A revisão também deve abordar a ampliação das categorias de produtos, formas farmacêuticas e vias de administração, visando atender a demandas específicas. A manipulação de produtos de cannabis é outro ponto aguardado pelo setor. Bruna Rocha ressaltou, ainda, a importância de discutir prazos claros para a renovação ou prorrogação de autorizações sanitárias, o que traria maior previsibilidade para as empresas. "A proposta deve evitar sobreposições com normas, como a RDC 660/2022 e as regras de cultivo, embora ajustes possam ser realizados durante o processo de consulta pública. Por fim, acredito que as contribuições de conselhos, como o CFM (no caso de orientações sobre receituário) e o CFQ, serão bem definidas e devidas", concluiu.
Farmácias de manipulação
A farmacêutica Vera Menegatti, à frente da farmácia de manipulação Ephiciencia, destacou a importância de avanços na legislação para permitir a manipulação de produtos à base de cannabis no Brasil. "Acredito e espero ansiosamente que haja alguma alteração na legislação, em razão da repercussão geral reconhecida pelo STF (tema 1341) no julgamento do ARE 1479210, vindo das farmácias de manipulação no Brasil", afirmou.
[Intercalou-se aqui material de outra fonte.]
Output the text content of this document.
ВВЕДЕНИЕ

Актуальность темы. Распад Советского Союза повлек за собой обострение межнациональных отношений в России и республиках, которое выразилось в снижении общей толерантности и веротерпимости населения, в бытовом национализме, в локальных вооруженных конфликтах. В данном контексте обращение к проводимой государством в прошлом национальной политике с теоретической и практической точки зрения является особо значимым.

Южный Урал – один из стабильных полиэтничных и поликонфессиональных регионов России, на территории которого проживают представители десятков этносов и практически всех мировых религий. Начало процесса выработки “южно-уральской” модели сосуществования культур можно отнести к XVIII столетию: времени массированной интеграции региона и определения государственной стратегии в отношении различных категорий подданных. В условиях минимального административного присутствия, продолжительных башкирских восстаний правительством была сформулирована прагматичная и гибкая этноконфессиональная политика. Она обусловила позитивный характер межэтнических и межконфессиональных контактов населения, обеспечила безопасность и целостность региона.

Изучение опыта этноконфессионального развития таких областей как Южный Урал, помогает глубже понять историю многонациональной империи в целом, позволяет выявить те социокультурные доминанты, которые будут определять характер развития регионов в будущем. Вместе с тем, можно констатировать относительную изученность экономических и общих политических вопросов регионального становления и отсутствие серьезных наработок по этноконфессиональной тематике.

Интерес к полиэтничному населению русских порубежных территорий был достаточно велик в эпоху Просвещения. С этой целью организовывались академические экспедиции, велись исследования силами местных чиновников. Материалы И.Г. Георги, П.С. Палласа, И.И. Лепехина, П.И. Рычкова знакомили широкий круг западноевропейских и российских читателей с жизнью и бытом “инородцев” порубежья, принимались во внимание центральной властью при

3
A atual regulamentação, estabelecida pela RDC 327/2019, permite apenas a comercialização de produtos à base de cannabis em farmácias sem manipulação. Segundo Vera, essa restrição cerceia o direito constitucional do profissional farmacêutico em sua área de atuação. "Por isso, conseguimos trabalhar com a cannabis medicinal por decisão favorável, obtida em medida liminar, que é provisória, mas que autoriza sua manipulação até o julgamento da questão pelo STF", explicou.
Personalização do tratamento
Vera também destacou os benefícios da manipulação de produtos para a saúde dos pacientes. "A farmácia de manipulação contribui muito para o tratamento dos pacientes em geral. Conseguimos atender às especificidades do paciente, adequação de doses e formas farmacêuticas, a personalização do tratamento, facilitando e atendendo a necessidades especiais e individuais", afirmou.
Ela reforçou que a possibilidade de manipulação seria "um grande avanço para a terapia canabinoide", trazendo muitos benefícios para a população e ampliando as opções de acesso a tratamentos personalizados.